Lo más interesante es que ya Aristóteles, 4 siglos antes de Cristo, filosofaba sobre la felicidad, y afirmaba que era el resultado de la virtud de la prudencia y la sensatez (phronesis, en griego), de lograr en la vida personal un “justo medio” entre el exceso y la suficiencia en la búsqueda permanente del placer y la evitación del dolor. Buscar esa felicidad era un asunto ético, personal.
Pero no hay que irse tan lejos como el Bután, país perdido entre el Tibet y China, ni remontarse a la antigua Grecia, ni tampoco empatucarse en un debate con los economistas. Si hacemos un rastreo por los textos de Simón Bolívar, ahí lo conseguimos clarito: “la mayor suma de felicidad posible”, que, junto a la estabilidad política, era para el Libertador signo de un buen gobierno. La frase, ya sabemos, tuvo fortuna en el discurso del Comandante Chávez, quien le dio su toque personal y empezó a hablar de “Suprema Felicidad”, de donde lo tomó finalmente Maduro.

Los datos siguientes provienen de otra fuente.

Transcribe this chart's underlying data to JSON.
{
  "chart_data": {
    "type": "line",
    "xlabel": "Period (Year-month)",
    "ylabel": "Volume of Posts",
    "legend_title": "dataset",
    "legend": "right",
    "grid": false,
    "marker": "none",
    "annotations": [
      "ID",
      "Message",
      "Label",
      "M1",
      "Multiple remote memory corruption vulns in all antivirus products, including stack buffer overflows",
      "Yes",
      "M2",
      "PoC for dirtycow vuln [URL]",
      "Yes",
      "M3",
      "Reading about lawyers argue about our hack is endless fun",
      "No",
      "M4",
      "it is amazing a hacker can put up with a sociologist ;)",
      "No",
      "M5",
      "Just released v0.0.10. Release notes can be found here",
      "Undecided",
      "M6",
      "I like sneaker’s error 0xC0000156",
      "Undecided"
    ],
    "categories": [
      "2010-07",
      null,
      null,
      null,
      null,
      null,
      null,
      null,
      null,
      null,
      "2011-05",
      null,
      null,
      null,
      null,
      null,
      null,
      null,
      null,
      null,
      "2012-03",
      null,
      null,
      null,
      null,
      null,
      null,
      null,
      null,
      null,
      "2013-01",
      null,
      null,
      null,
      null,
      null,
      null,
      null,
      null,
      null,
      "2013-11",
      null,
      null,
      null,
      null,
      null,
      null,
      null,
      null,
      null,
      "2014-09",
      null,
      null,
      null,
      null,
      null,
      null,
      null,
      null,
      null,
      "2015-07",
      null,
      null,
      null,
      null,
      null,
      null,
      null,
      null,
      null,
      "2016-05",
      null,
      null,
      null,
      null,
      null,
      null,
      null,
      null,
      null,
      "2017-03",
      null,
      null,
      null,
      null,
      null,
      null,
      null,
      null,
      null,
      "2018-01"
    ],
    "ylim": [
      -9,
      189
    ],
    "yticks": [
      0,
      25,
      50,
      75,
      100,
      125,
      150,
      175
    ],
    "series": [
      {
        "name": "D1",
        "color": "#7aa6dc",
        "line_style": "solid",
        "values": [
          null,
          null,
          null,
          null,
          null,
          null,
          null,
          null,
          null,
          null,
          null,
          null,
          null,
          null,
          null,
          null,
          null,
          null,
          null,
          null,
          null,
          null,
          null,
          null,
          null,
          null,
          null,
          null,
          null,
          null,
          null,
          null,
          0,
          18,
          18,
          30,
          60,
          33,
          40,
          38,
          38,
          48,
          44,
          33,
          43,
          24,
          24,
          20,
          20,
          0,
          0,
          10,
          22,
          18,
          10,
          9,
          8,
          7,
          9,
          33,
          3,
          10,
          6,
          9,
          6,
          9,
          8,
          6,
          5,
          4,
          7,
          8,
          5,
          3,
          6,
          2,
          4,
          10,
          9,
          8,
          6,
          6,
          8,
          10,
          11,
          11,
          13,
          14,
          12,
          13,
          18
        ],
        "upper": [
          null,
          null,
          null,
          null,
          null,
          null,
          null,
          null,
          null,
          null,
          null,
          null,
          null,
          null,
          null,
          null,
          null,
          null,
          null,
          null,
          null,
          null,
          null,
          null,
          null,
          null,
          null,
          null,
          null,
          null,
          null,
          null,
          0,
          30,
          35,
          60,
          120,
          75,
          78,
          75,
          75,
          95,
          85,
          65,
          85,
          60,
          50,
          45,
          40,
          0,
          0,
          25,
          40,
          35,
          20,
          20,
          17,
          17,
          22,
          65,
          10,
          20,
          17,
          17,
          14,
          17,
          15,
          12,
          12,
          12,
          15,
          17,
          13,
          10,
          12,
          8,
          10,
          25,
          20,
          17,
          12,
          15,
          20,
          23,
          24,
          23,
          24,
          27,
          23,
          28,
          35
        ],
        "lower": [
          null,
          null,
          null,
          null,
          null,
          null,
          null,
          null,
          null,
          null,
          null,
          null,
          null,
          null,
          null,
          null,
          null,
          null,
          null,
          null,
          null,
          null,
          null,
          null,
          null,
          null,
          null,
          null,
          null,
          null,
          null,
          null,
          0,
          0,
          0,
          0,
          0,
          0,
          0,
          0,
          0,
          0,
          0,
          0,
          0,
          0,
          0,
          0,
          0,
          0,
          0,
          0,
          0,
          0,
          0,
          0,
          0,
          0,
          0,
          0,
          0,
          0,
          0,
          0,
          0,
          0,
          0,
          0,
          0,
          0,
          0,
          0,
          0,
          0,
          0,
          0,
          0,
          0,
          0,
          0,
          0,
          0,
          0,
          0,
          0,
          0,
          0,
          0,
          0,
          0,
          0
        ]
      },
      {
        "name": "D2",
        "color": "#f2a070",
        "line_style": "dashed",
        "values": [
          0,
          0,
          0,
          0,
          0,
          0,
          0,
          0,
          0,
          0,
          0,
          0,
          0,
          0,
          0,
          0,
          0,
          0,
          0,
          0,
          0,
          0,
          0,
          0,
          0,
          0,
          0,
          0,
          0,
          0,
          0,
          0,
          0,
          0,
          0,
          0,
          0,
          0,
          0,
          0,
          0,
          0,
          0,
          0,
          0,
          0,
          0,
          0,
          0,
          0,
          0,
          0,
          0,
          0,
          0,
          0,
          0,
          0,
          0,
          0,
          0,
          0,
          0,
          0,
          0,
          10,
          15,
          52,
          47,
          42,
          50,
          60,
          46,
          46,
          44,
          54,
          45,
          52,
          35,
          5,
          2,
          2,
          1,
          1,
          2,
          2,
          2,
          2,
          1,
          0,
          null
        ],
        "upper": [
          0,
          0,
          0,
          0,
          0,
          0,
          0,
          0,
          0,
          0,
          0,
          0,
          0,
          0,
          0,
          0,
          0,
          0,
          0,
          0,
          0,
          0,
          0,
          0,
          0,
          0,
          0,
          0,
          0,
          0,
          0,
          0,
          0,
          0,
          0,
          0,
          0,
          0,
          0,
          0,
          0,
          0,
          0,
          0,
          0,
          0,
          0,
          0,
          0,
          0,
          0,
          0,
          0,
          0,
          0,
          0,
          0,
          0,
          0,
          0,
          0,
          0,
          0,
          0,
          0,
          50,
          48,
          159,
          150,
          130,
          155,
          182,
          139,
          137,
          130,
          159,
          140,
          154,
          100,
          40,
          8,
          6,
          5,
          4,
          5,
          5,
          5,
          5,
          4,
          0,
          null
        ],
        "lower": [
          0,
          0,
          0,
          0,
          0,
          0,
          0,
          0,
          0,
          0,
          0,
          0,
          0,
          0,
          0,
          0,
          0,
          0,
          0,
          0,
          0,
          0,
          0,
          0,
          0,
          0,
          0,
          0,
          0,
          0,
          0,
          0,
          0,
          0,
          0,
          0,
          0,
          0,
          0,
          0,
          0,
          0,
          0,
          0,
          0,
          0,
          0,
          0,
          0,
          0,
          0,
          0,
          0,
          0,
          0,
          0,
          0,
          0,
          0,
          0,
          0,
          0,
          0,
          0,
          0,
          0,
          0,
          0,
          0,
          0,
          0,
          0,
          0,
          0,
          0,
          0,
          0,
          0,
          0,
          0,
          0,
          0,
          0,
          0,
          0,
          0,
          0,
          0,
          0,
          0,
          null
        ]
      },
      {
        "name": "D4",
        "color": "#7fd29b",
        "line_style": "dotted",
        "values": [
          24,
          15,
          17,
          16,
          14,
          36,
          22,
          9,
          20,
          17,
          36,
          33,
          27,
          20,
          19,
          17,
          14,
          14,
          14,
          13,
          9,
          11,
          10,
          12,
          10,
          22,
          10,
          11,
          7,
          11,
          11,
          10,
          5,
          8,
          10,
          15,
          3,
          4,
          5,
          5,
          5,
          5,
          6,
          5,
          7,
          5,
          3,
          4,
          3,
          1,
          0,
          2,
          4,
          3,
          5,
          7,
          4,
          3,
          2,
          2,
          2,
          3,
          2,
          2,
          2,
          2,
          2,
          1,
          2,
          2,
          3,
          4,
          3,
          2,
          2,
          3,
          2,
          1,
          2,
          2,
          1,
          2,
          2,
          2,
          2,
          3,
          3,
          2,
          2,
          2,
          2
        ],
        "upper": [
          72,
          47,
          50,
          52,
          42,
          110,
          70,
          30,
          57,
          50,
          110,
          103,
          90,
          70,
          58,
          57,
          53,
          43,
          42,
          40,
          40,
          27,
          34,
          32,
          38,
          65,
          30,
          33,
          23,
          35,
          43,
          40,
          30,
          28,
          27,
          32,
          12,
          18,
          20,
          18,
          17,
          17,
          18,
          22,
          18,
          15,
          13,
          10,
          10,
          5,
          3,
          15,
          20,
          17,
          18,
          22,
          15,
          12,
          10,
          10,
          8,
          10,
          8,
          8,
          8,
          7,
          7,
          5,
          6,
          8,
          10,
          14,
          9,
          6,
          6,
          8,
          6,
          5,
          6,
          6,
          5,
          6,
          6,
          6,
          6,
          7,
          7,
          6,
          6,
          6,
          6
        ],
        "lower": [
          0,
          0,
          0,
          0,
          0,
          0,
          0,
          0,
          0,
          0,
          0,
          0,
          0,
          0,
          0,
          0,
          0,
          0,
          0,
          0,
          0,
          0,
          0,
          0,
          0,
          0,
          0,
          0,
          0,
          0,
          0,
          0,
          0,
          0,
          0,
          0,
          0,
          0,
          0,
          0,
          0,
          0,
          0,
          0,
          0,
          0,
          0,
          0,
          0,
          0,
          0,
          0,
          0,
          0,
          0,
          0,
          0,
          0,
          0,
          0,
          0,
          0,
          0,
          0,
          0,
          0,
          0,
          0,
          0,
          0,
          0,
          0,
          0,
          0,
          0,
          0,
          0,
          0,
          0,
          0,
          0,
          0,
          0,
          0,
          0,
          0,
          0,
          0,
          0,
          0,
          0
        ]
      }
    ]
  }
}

Lo curioso es que la frase y el concepto tampoco son originales de Bolívar, sino de algunos de sus autores favoritos, británicos para más señas. En primer lugar, Jeremy Bentham, el creador de una tendencia filosófica muy avanzada para los comienzos del siglo XIX y que tiene huellas muy frescas en la economía y la sociología anglosajonas: el utilitarismo. Es evidente que Bolívar leyó a Bentham. Para el inglés “cada individuo tiene igual derecho a toda la felicidad de la que es capaz su naturaleza”. La felicidad, según este pensamiento, viene siendo lo mismo que la utilidad de los objetos, y por tal cosa se entiende “la propiedad de todo objeto por la que tiende a producir beneficio, ventaja, placer, bien o felicidad”. Esas utilidades podían medirse cuantitativamente. Cada individuo tiene su medida, pero, para un gobierno, es conveniente partir del supuesto de que hay un “grado de felicidad” común a todos los ciudadanos, el cual se garantiza con el voto para cada persona.
Pero fue Joseph Priestley quien acuñó, en 1768, en su obra “Ensayo sobre el gobierno”, la frase “la mayor felicidad para el mayor número posible de ciudadanos” como desiderátum de un buen gobierno. Bolívar casi que se copió palabra por palabra. De modo que la cosa tiene su historia, su genealogía. Ni siquiera proviene del pensamiento marxista, sino del utilitarismo inglés, del cual lo tomó Bolívar, repitió Chávez y ahora Maduro. Por el camino se ocultó un poco lo cuantitativo; pero el sentido, el de ser el objetivo supremo de un gobierno, se mantuvo. Claro: al llegar a Venezuela, el pensamiento inglés pierde mucho de su flema.